I just adore skiing. Not the part where you throw yourself down mountains – I’m hopeless at that, it’s genetic, I’m just not posh enough. No, I’m here purely for the aesthetic. The vibe. Cosy quilting and furry ear muffs; Bond-baddie polo necks and cartoonish moon boots.
Skiing is a moodboard of all the good bits of winter. Crunchy snow, invigorating crisp air, hot chocolate, the promise of longer days and fresh adventure. I love the first bit of winter, until the end of December. In those months the world is fairy-lit and gingerbread scented and I can wish merry Christmas to the nice man in the post office and feel like I’m in the Downton Abbey festive special, except for it being Ed Sheeran on the radio instead of Christmas carols.

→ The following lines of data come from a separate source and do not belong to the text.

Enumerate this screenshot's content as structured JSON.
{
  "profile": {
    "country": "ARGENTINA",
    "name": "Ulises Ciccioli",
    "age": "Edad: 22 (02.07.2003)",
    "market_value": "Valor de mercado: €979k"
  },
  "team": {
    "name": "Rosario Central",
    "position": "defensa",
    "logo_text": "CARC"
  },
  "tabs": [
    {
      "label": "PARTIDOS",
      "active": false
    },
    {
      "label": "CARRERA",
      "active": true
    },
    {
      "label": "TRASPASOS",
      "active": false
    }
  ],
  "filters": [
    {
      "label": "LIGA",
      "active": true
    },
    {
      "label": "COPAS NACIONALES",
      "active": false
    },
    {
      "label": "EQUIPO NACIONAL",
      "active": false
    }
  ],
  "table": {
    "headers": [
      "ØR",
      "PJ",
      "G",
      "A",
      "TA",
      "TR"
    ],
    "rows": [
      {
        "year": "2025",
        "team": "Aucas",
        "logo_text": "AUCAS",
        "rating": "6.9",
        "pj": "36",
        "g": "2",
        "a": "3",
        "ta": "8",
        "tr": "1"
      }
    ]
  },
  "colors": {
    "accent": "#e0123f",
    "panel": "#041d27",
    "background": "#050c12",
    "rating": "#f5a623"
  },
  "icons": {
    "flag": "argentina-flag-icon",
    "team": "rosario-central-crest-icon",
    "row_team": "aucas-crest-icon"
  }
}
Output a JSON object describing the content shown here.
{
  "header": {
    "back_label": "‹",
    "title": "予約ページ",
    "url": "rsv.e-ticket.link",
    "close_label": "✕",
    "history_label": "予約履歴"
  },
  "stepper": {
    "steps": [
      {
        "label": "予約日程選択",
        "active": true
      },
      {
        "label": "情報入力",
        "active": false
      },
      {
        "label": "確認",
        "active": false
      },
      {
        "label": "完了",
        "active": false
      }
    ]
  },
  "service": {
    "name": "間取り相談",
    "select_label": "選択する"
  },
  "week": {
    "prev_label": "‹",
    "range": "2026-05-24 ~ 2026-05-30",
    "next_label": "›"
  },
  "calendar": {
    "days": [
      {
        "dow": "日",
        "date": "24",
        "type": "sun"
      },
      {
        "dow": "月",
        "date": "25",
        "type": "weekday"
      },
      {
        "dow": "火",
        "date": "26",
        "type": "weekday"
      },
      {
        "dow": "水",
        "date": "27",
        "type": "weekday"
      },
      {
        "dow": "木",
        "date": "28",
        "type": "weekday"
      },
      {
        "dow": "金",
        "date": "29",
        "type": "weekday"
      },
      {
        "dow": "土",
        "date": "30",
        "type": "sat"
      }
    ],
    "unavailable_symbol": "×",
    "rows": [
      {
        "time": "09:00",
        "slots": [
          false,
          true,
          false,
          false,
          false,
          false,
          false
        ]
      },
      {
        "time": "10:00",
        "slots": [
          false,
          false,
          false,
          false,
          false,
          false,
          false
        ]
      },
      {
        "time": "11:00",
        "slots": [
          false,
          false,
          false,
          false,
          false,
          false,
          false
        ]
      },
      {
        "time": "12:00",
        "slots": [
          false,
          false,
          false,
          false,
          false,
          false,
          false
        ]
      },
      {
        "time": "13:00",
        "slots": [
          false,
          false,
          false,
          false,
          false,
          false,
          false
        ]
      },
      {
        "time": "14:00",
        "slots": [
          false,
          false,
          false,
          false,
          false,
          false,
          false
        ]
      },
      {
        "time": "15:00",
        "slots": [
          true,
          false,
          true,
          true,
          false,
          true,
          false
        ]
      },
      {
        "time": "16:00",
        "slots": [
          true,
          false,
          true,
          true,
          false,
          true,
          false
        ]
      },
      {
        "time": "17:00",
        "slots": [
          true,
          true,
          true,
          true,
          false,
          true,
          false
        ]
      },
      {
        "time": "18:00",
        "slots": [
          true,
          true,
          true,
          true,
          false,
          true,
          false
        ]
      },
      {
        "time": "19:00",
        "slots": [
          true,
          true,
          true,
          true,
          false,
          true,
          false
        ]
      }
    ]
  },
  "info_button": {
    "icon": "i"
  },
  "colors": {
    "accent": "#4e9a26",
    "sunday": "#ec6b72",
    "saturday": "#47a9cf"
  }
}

January and February are a different story. These are the depths of the rubbish part of winter, to be trudged through while feeling listless. But while most of us are waiting grumpily at the bus stop with cold toes, trying not to get splashed by noxious puddle water and feeling vaguely cross that it’s still dark all the time, the ski people are snugly padded and rosy-cheeked and wearing sunglasses. Ski people make winter look fabulous – and I want in. Which is where faux-ski fashion comes in. Faux-ski is like après ski but without the eye-watering expense of an actual ski holiday. Faux-ski – wearing ski jackets and snow boots and Alpine knitwear, but for real life – is this season’s breakout outerwear trend.
The 1% already wear their plush Moncler or Perfect Moment quilting out to brunch in Mayfair on chilly days, the pricey ski jacket having taken over where the fur coat left off, a decade or two ago, among the jet set. That arctic white does set off a Verbier tan beautifully, it must be said. But this is different, because faux-ski is for everyone. Now that the kind of North Face quilted jackets that were once reserved for hiking expeditions are standard dog-walking attire, the rise of ski stuff as a fashion trend is the logical next step in jazzing up your coat game.
Faux-ski is way more fun than the generic dark-Puffa-with-trackpants look that is still all around us. The high collars that keep out windchill on the slopes bring a dash of Audrey Hepburn elegance. Belted quilted jackets – practical for skiing because they stop snow from sliding up your back if you fall on your bum – have a Y2K snow bunny vibe, which is very this season. (At the time of writing, there were some bargain Isabel Marant Etoile “Dilys” ski jackets to be had in the Net-a-Porter sale.)
Chevrons and high-shine metallics are as effective for getting noticed in real life as they are for getting spotted by mountain rescue. Moon boots – and the thigh-hugging, bootcut trousers that work with them – are very Paris Hilton, which as you will be aware of by now is once again A Good Thing, however baffling that might seem. Even balaclavas (also known as ski masks) have been all over TikTok, and starring in Zara window displays, recently. Doubling as a face covering, the balaclava is a practical pandemic winter accessory.
There is one more accessory you need. Not goggles, but attitude. For which, feel free to channel Lady Gaga in her blood-red snowsuit in the House of Gucci movie, downing an alfresco espresso and rapping a spoon against her cup like a judge with a gavel. Nail that, and you are a bona fide skiing champ. It’s easy when you know how.